Seanad report calls for new post-Brexit ‘open skies’ deal

Neale Richmond-led team urges all-island trade model like Germany’s pre-1990 accord

Senator Neale Richmond: his  committee’s report recommends new “open skies” agreements with the UK and an energy interconnector between Ireland and France. Photograph: Brenda Fitzsimons

Senator Neale Richmond: his committee’s report recommends new “open skies” agreements with the UK and an energy interconnector between Ireland and France.
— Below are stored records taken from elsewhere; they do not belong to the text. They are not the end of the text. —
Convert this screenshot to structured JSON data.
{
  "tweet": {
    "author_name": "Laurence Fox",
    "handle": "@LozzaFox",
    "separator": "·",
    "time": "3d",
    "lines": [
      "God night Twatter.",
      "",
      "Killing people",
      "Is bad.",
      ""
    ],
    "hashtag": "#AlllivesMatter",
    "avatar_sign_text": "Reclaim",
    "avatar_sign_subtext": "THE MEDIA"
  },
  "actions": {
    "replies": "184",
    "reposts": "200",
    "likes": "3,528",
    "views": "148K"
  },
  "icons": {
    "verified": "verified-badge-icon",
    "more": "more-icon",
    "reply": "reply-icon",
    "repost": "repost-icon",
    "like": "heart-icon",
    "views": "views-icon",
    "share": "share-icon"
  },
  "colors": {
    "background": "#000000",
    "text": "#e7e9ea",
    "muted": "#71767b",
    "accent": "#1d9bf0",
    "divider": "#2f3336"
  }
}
Photograph: Brenda Fitzsimons

 

A special Seanad report on Brexit to be published today has recommended new “open skies” agreements with the UK and the completion of an energy interconnector between Ireland and France.

It also proposes a model for all-island trade based on the pre-1990 agreement between East and West Germany.

The 10-member committee, chaired by Neale Richmond of Fine Gael, met over nine day-long sessions to hear evidence from interested parties, as well as meeting six times in private to consider other written submissions on the impact Brexit will have for the State and for Northern Ireland. .

A major recommendation of the report is for a new EU-UK-US open skies agreement.

Post-Brexit, the UK will need to draft separate agreements with the US and also with the EU. The new arrangements will need to be in place before spring 2018. The committee suggests that two separate agreements will be necessary, between the EU and the UK, and between the US and the UK. It said this should be a priority as the current agreement will expire within 12 months.

Turning to energy, the report raises concerns about the impact for security of supply in the event of a hard Brexit. It says the most obvious solution is the completion of the Celtic Interconnector between Ireland and France, which would reduce Ireland’s reliance on the UK it concludes.

Border issue

The report looks at several alternative suggestions as to how to deal with the Border issue and all-island trade in the event of Brexit.

The Senators decided to follow what is described as the German model. This was the arrangement in place between East and West Germany before reunification in 1990.

Under this model, trade on the island of Ireland would be considered as all-island trade and within the one economy, the Senators argue.

Speaking ahead of the publication, Senator Richmond said: “It is generally accepted that the negatives far outweigh the positives when it comes to the impact of Brexit on Ireland. Our report reflects this and is based on the overwhelming evidence offered by our witnesses.

“We are recommending separate EU-UK and US-UK Open Skies agreements before spring 2018, so air routes for 2018 and 2019 are not adversely impacted. As an island nation with an air bridge to the UK, we are extremely exposed to any disruption to flight connectivity, so it is vital that an agreement is reached.

“In terms of transport, we heard that bus services crossing the Border are likely to face significant challenges as a result of the UK exit from the European Union, as are trains and taxis.”

It is important that any post-Brexit regulation will allow for regular cross-Border passenger services conducive to an all-island economy, said Senator Richmond.